Weimar Eigentlich will das Ermittlerduo Dorn und Lessing einfach nur einen freien Tag genießen. Doch nicht nur das Au-Pair-Mädchen, das sie für ihren gemeinsamen Nachwuchs organisiert haben, lässt sie im Stich, auch die Arbeit ruft: Marlies Schrey, „die Strick-Designerin Thüringens“, wurde mit einem Fleischhammer erschlagen, ihr Ehemann wurde entführt. Und irgendwie ist der Sohnemann der Weimarer „Strickeria“ ein verdächtig komischer Kauz.

Auf diesem Grundgerüst beruht der neue Tatort. „Der letzte Schrey“ am Pfingstmontag (20.15 Uhr) ist zwar nicht ganz so an Wortwitzen reich, wie man es sonst vom Ermittlerpaar (Nora Tschirner und Christian Ulmen) gewohnt ist. Aber der Reigen an skurrilen Charakteren wird auch mit dem zehnten Fall aus Weimar gut ergänzt.

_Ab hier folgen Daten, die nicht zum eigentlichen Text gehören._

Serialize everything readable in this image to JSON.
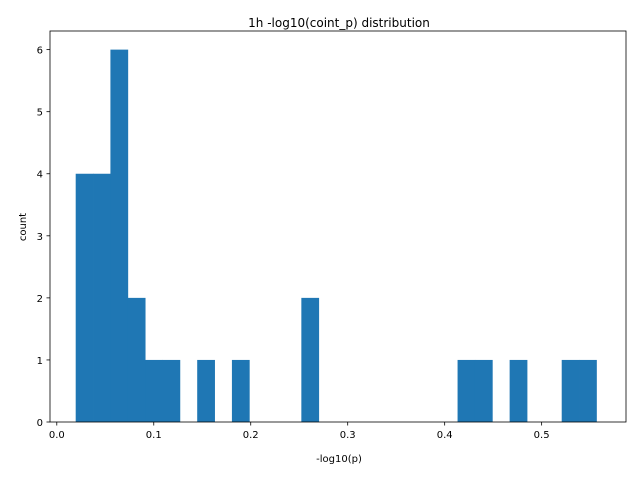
{
  "chart_data": {
    "type": "bar",
    "title": "1h  -log10(coint_p) distribution",
    "xlabel": "-log10(p)",
    "ylabel": "count",
    "xlim": [
      -0.007,
      0.587
    ],
    "ylim": [
      0,
      6.3
    ],
    "xticks": [
      0.0,
      0.1,
      0.2,
      0.3,
      0.4,
      0.5
    ],
    "xtick_labels": [
      "0.0",
      "0.1",
      "0.2",
      "0.3",
      "0.4",
      "0.5"
    ],
    "yticks": [
      0,
      1,
      2,
      3,
      4,
      5,
      6
    ],
    "ytick_labels": [
      "0",
      "1",
      "2",
      "3",
      "4",
      "5",
      "6"
    ],
    "grid": false,
    "color": "#1f77b4",
    "bins": [
      {
        "x0": 0.0195,
        "x1": 0.0374,
        "count": 4
      },
      {
        "x0": 0.0374,
        "x1": 0.0553,
        "count": 4
      },
      {
        "x0": 0.0553,
        "x1": 0.0732,
        "count": 6
      },
      {
        "x0": 0.0732,
        "x1": 0.0911,
        "count": 2
      },
      {
        "x0": 0.0911,
        "x1": 0.109,
        "count": 1
      },
      {
        "x0": 0.109,
        "x1": 0.1269,
        "count": 1
      },
      {
        "x0": 0.1269,
        "x1": 0.1448,
        "count": 0
      },
      {
        "x0": 0.1448,
        "x1": 0.1627,
        "count": 1
      },
      {
        "x0": 0.1627,
        "x1": 0.1806,
        "count": 0
      },
      {
        "x0": 0.1806,
        "x1": 0.1985,
        "count": 1
      },
      {
        "x0": 0.1985,
        "x1": 0.2164,
        "count": 0
      },
      {
        "x0": 0.2164,
        "x1": 0.2343,
        "count": 0
      },
      {
        "x0": 0.2343,
        "x1": 0.2522,
        "count": 0
      },
      {
        "x0": 0.2522,
        "x1": 0.2701,
        "count": 2
      },
      {
        "x0": 0.2701,
        "x1": 0.288,
        "count": 0
      },
      {
        "x0": 0.288,
        "x1": 0.3059,
        "count": 0
      },
      {
        "x0": 0.3059,
        "x1": 0.3238,
        "count": 0
      },
      {
        "x0": 0.3238,
        "x1": 0.3417,
        "count": 0
      },
      {
        "x0": 0.3417,
        "x1": 0.3596,
        "count": 0
      },
      {
        "x0": 0.3596,
        "x1": 0.3775,
        "count": 0
      },
      {
        "x0": 0.3775,
        "x1": 0.3954,
        "count": 0
      },
      {
        "x0": 0.3954,
        "x1": 0.4133,
        "count": 0
      },
      {
        "x0": 0.4133,
        "x1": 0.4312,
        "count": 1
      },
      {
        "x0": 0.4312,
        "x1": 0.4491,
        "count": 1
      },
      {
        "x0": 0.4491,
        "x1": 0.467,
        "count": 0
      },
      {
        "x0": 0.467,
        "x1": 0.4849,
        "count": 1
      },
      {
        "x0": 0.4849,
        "x1": 0.5028,
        "count": 0
      },
      {
        "x0": 0.5028,
        "x1": 0.5207,
        "count": 0
      },
      {
        "x0": 0.5207,
        "x1": 0.5386,
        "count": 1
      },
      {
        "x0": 0.5386,
        "x1": 0.5565,
        "count": 1
      }
    ]
  }
}
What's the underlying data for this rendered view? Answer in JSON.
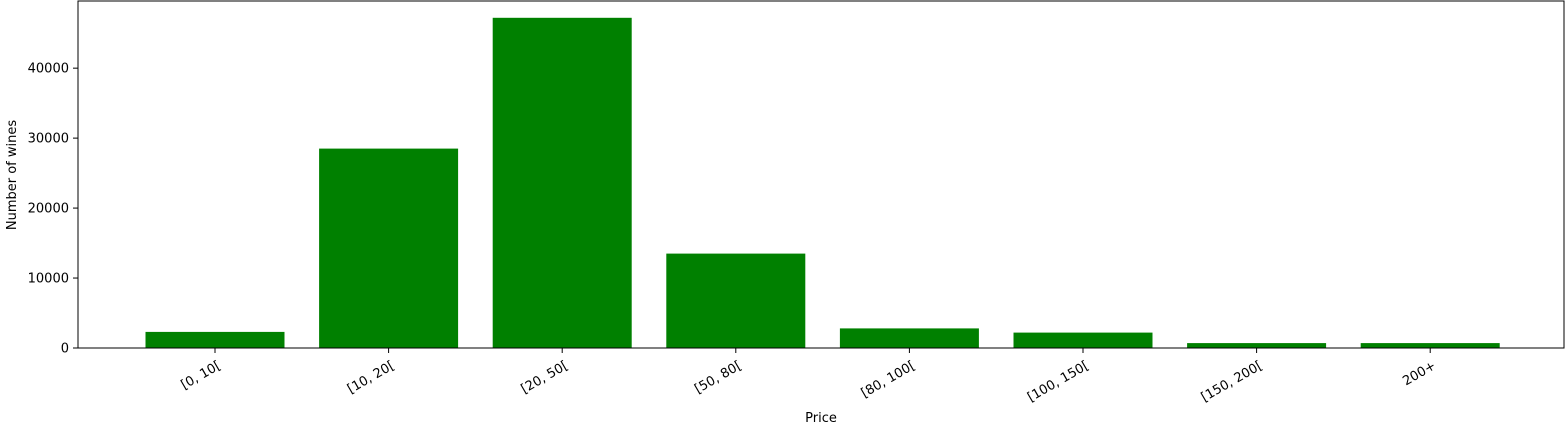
{
  "chart_data": {
    "type": "bar",
    "title": "",
    "xlabel": "Price",
    "ylabel": "Number of wines",
    "categories": [
      "[0, 10[",
      "[10, 20[",
      "[20, 50[",
      "[50, 80[",
      "[80, 100[",
      "[100, 150[",
      "[150, 200[",
      "200+"
    ],
    "values": [
      2300,
      28500,
      47200,
      13500,
      2800,
      2200,
      700,
      700
    ],
    "ylim": [
      0,
      49600
    ],
    "yticks": [
      0,
      10000,
      20000,
      30000,
      40000
    ],
    "ytick_labels": [
      "0",
      "10000",
      "20000",
      "30000",
      "40000"
    ],
    "bar_color": "#008000",
    "grid": false,
    "legend": "none",
    "xtick_rotation": "30 degrees"
  }
}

Dorn und Lessing halten sich an ihr Erfolgsrezept und folgen der alten Schulhof-Manier, wonach sich neckt, was sich liebt. Neben den liebevoll tumb gespielten Gehilfen Lupo (Arndt Schwering-Sohnrey) und den mit Übelkeit verschiedener Art kämpfenden Vorgesetzten Stich (Thorsten Merten) gesellt sich dieses Mal ein sozial wie mental gefordertes Entführerduo. „Vielleicht haben wir es einmal nicht mit extrem smarten Superschurken zu tun“, merkt Dorn noch zu Beginn der Ermittlungen hoffnungsvoll an. Schnell gelöst ist der Fall trotzdem nicht. Vorher gibt es in der Episode (Regie führte Mira Thiel, Drehbuch von Murmel Clausen) noch einige Wendungen und Leichen mehr.

Der Weimarer „Tatort“ ist aber nicht nur ein Kuriositätenkabinett für seltsame Gestalten, er funktioniert auch wieder als Schaukasten für Thüringen. Und die gute Nachricht für Fans: Die elfte Episode ist bereits im Kasten.